Not Madame Tussaud’s Wax Museum

On Friday I visited a wax museum.  I saw Christopher Columbus and Helen Keller, Michael Jackson and Princess Diana, to name a few famous figures.  And they were anything but rigid.  Or waxy, for that matter.  In fact, the figures in this wax museum were so lifelike, they would have put Madame Tussaud to shame.  So where is this wax museum, you ask?

Well, I should start by telling you that it was not exactly your typical wax museum.  Unlike other wax museums, this one was located in an elementary school and the price of admission was free.  You can’t beat that.  And the figures weren’t made of wax at all!  That’s because they were third grade actors in costume, assuming statue-like poses.  And were they ready for me and the rest of our school!
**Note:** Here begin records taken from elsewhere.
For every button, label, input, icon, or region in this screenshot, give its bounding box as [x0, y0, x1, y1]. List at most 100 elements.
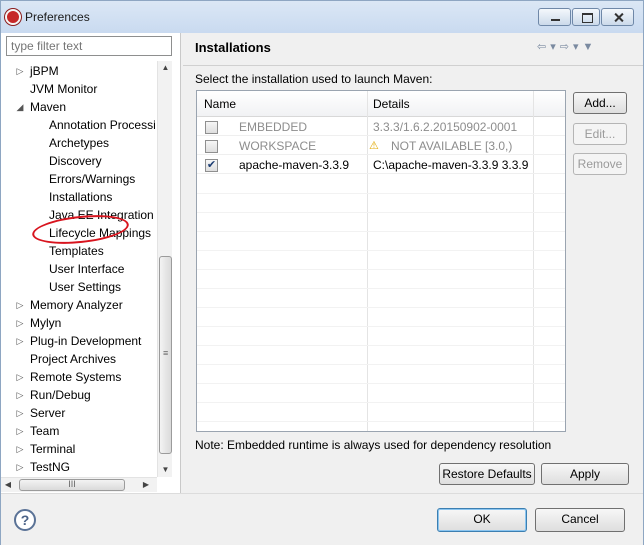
empty-grid-line: [197, 383, 565, 384]
tree-item[interactable]: Java EE Integration: [1, 206, 157, 224]
scroll-down-arrow-icon[interactable]: ▼: [158, 463, 173, 477]
installation-name: WORKSPACE: [239, 139, 317, 153]
tree-expand-icon[interactable]: ▷: [15, 62, 25, 80]
empty-grid-line: [197, 250, 565, 251]
empty-grid-line: [197, 269, 565, 270]
scroll-up-arrow-icon[interactable]: ▲: [158, 61, 173, 75]
tree-expand-icon[interactable]: ▷: [15, 404, 25, 422]
scroll-thumb[interactable]: ≡: [159, 256, 172, 454]
close-button[interactable]: [601, 8, 634, 26]
tree-expand-icon[interactable]: ▷: [15, 422, 25, 440]
tree-item[interactable]: ▷ TestNG: [1, 458, 157, 476]
tree-item-label: Java EE Integration: [49, 208, 154, 222]
tree-item-label: Installations: [49, 190, 113, 204]
tree-item[interactable]: Installations: [1, 188, 157, 206]
ok-button[interactable]: OK: [437, 508, 527, 532]
tree-item-label: JVM Monitor: [30, 82, 98, 96]
tree-item[interactable]: JVM Monitor: [1, 80, 157, 98]
tree-item[interactable]: ▷ Memory Analyzer: [1, 296, 157, 314]
forward-arrow-icon[interactable]: ⇨: [560, 40, 569, 53]
installation-details: 3.3.3/1.6.2.20150902-0001: [373, 120, 518, 134]
tree-expand-icon[interactable]: ▷: [15, 386, 25, 404]
filter-input[interactable]: [6, 36, 172, 56]
eclipse-icon: [5, 9, 21, 25]
window-title: Preferences: [25, 10, 90, 24]
tree-item[interactable]: Lifecycle Mappings: [1, 224, 157, 242]
tree-expand-icon[interactable]: ▷: [15, 458, 25, 476]
empty-grid-line: [197, 193, 565, 194]
tree-item-label: jBPM: [30, 64, 59, 78]
tree-item[interactable]: ▷ Plug-in Development: [1, 332, 157, 350]
column-header-details[interactable]: Details: [373, 97, 410, 111]
tree-expand-icon[interactable]: ▷: [15, 332, 25, 350]
table-header: Name Details: [197, 91, 565, 117]
installation-name: apache-maven-3.3.9: [239, 158, 350, 172]
tree-expand-icon[interactable]: ▷: [15, 296, 25, 314]
preferences-window: Preferences ▷ jBPM JVM Monitor ◢ Maven Annota…: [0, 0, 644, 545]
row-checkbox[interactable]: [205, 121, 218, 134]
tree-item[interactable]: ◢ Maven: [1, 98, 157, 116]
back-menu-icon[interactable]: ▾: [550, 40, 556, 53]
warning-icon: ⚠: [369, 140, 379, 152]
minimize-button[interactable]: [538, 8, 571, 26]
empty-grid-line: [197, 212, 565, 213]
tree-item[interactable]: Errors/Warnings: [1, 170, 157, 188]
tree-item[interactable]: Archetypes: [1, 134, 157, 152]
tree-item-label: Templates: [49, 244, 104, 258]
tree-item[interactable]: ▷ jBPM: [1, 62, 157, 80]
table-row[interactable]: ✔ apache-maven-3.3.9 C:\apache-maven-3.3.9…: [197, 156, 565, 174]
scroll-left-arrow-icon[interactable]: ◀: [1, 478, 15, 492]
add-button[interactable]: Add...: [573, 92, 627, 114]
tree-item-label: Project Archives: [30, 352, 117, 366]
tree-expand-icon[interactable]: ▷: [15, 314, 25, 332]
tree-item[interactable]: User Settings: [1, 278, 157, 296]
tree-item[interactable]: ▷ Terminal: [1, 440, 157, 458]
edit-button[interactable]: Edit...: [573, 123, 627, 145]
tree-expand-icon[interactable]: ▷: [15, 368, 25, 386]
tree-vertical-scrollbar[interactable]: ▲ ≡ ▼: [157, 61, 172, 477]
horizontal-scroll-thumb[interactable]: III: [19, 479, 125, 491]
tree-item-label: Plug-in Development: [30, 334, 142, 348]
empty-grid-line: [197, 364, 565, 365]
apply-button[interactable]: Apply: [541, 463, 629, 485]
remove-button[interactable]: Remove: [573, 153, 627, 175]
tree-collapse-icon[interactable]: ◢: [15, 98, 25, 116]
tree-expand-icon[interactable]: ▷: [15, 440, 25, 458]
tree-item-label: Server: [30, 406, 66, 420]
tree-item-label: Annotation Processi: [49, 118, 156, 132]
tree-item[interactable]: ▷ Mylyn: [1, 314, 157, 332]
tree-item-label: Maven: [30, 100, 67, 114]
tree-item[interactable]: User Interface: [1, 260, 157, 278]
preference-tree: ▷ jBPM JVM Monitor ◢ Maven Annotation Process…: [1, 59, 157, 479]
row-checkbox[interactable]: [205, 140, 218, 153]
column-header-name[interactable]: Name: [204, 97, 236, 111]
tree-item[interactable]: ▷ Server: [1, 404, 157, 422]
installation-name: EMBEDDED: [239, 120, 308, 134]
tree-item[interactable]: ▷ Remote Systems: [1, 368, 157, 386]
dialog-button-bar: ? OK Cancel: [1, 493, 643, 545]
maximize-button[interactable]: [572, 8, 600, 26]
tree-item[interactable]: Discovery: [1, 152, 157, 170]
tree-horizontal-scrollbar[interactable]: ◀ III ▶: [1, 477, 157, 492]
empty-grid-line: [197, 307, 565, 308]
table-row[interactable]: WORKSPACE ⚠ NOT AVAILABLE [3.0,): [197, 137, 565, 155]
installation-details: C:\apache-maven-3.3.9 3.3.9: [373, 158, 529, 172]
help-icon[interactable]: ?: [14, 509, 36, 531]
tree-item[interactable]: Annotation Processi: [1, 116, 157, 134]
preference-tree-panel: ▷ jBPM JVM Monitor ◢ Maven Annotation Process…: [1, 33, 181, 493]
tree-item[interactable]: ▷ Team: [1, 422, 157, 440]
row-checkbox[interactable]: ✔: [205, 159, 218, 172]
forward-menu-icon[interactable]: ▾: [573, 40, 579, 53]
view-menu-icon[interactable]: ▼: [583, 41, 594, 53]
table-row[interactable]: EMBEDDED 3.3.3/1.6.2.20150902-0001: [197, 118, 565, 136]
back-arrow-icon[interactable]: ⇦: [537, 40, 546, 53]
restore-defaults-button[interactable]: Restore Defaults: [439, 463, 535, 485]
tree-item-label: Run/Debug: [30, 388, 91, 402]
scroll-right-arrow-icon[interactable]: ▶: [139, 478, 153, 492]
tree-item[interactable]: ▷ Run/Debug: [1, 386, 157, 404]
tree-item[interactable]: Templates: [1, 242, 157, 260]
title-bar[interactable]: Preferences: [1, 1, 643, 33]
tree-item[interactable]: Project Archives: [1, 350, 157, 368]
tree-item-label: TestNG: [30, 460, 71, 474]
cancel-button[interactable]: Cancel: [535, 508, 625, 532]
Entering the museum, the first thing that the second graders and I and saw were famous people from history standing poised and silent.  As we approached each “wax figure”, it became apparent that we would need to “press the button” to animate the wax figures.  Each wax figure had a red dot sticker on the desk in front of him/her.  When we pressed the button, we were amazed to see and hear the wax figure come alive and launch into a mini-biographical account of his/her life.  The third grade wax figures were fantastic, memorizing and delivering the information that each one had prepared.  They stayed in character throughout, ever mindful that they were portraying famous historical people and acting as mechanical figures.  It was obvious to me that the third graders prepared themselves well and took pride in presenting students, staff, and visiting parents with a real wax museum experience.  And it was apparent to me that their teachers did a wonderful job to encourage them.  This was a terrific way to make history come alive and bridge a connection between past and present.